Le alghe di Posillipo
Le alghe di Posillipo
Giovanna Mozzillo
Edizioni La Conchiglia, 2011
Pagg. 128, € 13

A distanza di quasi un ventennio dalla sua prima pubblicazione, esce di nuovo, per i tipi delle Edizioni La Conchiglia di Capri, Le alghe di Posillipo di Giovanna Mozzillo, autrice napoletana già nota per La signorina e l’amore (finalista al Premio Morante 2002), La vita come un gioco (finalista al Premio Melfi 2008) e molti altri romanzi. Ed è l’occasione per (ri)scoprire non solo la splendida prosa di questa scrittrice, ma anche una Napoli d’altri tempi che, almeno in parte, vive oggi solo nei ricordi. Se c’è un posto, però, che mantiene intatto il suo fascino come se il tempo non fosse trascorso questo è la collina di Posillipo; e proprio al suo fondale marino, “ammantato di verde alga trinata che sotto la spinta del mare ondeggiava lieve come erba al vento”, intitola il suo libro Giovanna Mozzillo.
Sono il mare e la natura, infatti, i protagonisti della prima parte del libro, che comincia con le passeggiate nei boschi, nei parchi, nella campagna di Gragnano, rifugio durante la guerra, e continua con le scorribande dell’autrice bambina (il libro è dichiaratamente autobiografico) nel magico mondo costituito da Villa Maisto a capo Posillipo:

“Sotto la masseria il sentiero si faceva scosceso. C’erano ancora terrazzi di pomidori, ma più stretti e dirupati, e olivi, e fichi d’India, e schieramenti di canne. Noi ne prelevavamo qualcuna: divenivano lance per le battaglie. […] E finalmente il mare! Ma, attenzione: non un unico mare, cioè una sola spiaggia, o una sola scogliera. Erano tante, diverse postazioni sul mare, ognuna con una sua fisionomia, ognuna con una sua potenzialità di gioco e di avventura.”

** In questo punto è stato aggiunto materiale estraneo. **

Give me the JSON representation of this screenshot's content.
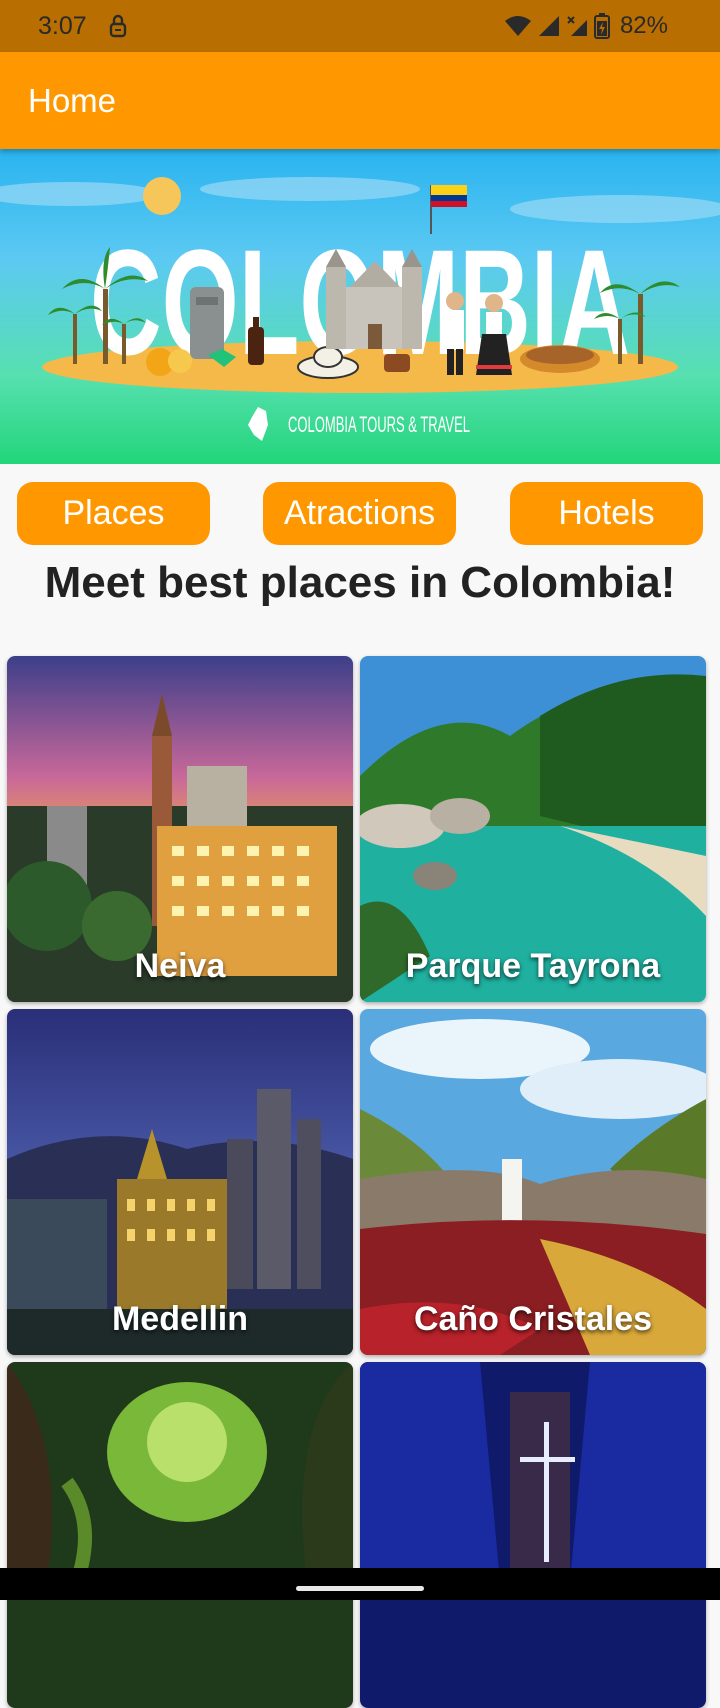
{
  "status_bar": {
    "time": "3:07",
    "battery": "82%",
    "icons": [
      "lock-icon",
      "wifi-icon",
      "signal-icon",
      "signal-off-icon",
      "battery-charging-icon"
    ]
  },
  "app_bar": {
    "title": "Home"
  },
  "banner": {
    "title": "COLOMBIA",
    "brand": "COLOMBIA TOURS & TRAVEL"
  },
  "tabs": [
    {
      "label": "Places"
    },
    {
      "label": "Atractions"
    },
    {
      "label": "Hotels"
    }
  ],
  "headline": "Meet best places in Colombia!",
  "places": [
    {
      "name": "Neiva"
    },
    {
      "name": "Parque Tayrona"
    },
    {
      "name": "Medellin"
    },
    {
      "name": "Caño Cristales"
    },
    {
      "name": ""
    },
    {
      "name": ""
    }
  ],
  "colors": {
    "accent": "#ff9800",
    "status_bar": "#b86e00",
    "button_text": "#ffffff",
    "headline": "#222222"
  }
}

Avventura è, ad esempio, arrampicarsi con perizia sulle erte più franose degli scogli per stanare i granchietti dai loro anfratti o catturare con le mani i gamberetti rosa; ma anche, in villa comunale, volteggiare sui pattini senza travolgere balie e bambini, o sfidare correndo il ripidissimo canalone in Floridiana; o, tornando a casa da una passeggiata, vedere per la prima volta un lenzuolo di lino ricamato, sotto cui si cela, con le braccia conserte, un morto.
Accanto all’autrice, bambina vivacissima fisicamente e intellettualmente, la cui fervida fantasia viene sollecitata parimenti dalla mitologia teutonica come dai misteri che può celare una casa piena di mobili, quadri antichi e angoli segreti, sfilano una serie di figure di contorno, simboli di un’epoca: la bella e composta signora Volpicelli, amica della mamma; le tante zie e cugine in visita, con i lavori a maglia in borse di picchè; le amiche altoborghesi della zia, divise tra i tavolini di bridge e il ricordo degli antichi amori. E la vecchia Lia, in casa da sessant’anni, con i suoi “capelli bianchi, fini fini, raccolti in una treccia”, che racconta la storia della sua vita mentre impasta pizzelle al pomodoro.
Quello descritto da Giovanna Mozzillo è un affresco della Napoli (e dell’Italia) del dopoguerra, ma anche il ritratto di un mondo scomparso e spesso, nel ricordo, rimpianto. Alla fine della lettura, viene voglia di ricominciarla da capo, per rivivere ancora, con la forza e l’immediatezza delle parole dell’autrice, quelli che in fondo sono i ricordi d’infanzia di ciascuno: i tronchi carichi di nocelle, i torrenti fiancheggiati dal capelvenere, i giardini coltivati a piselli e violacciocche “brulicanti di lombrichi lunghi e grassi”, le ghiande delle querce sul lungomare, “coi loro cappellini ruvidi”. E, naturalmente, le alghe di Posillipo: “Fresche, fragranti, trasparenti. Deliziose che nulla più”.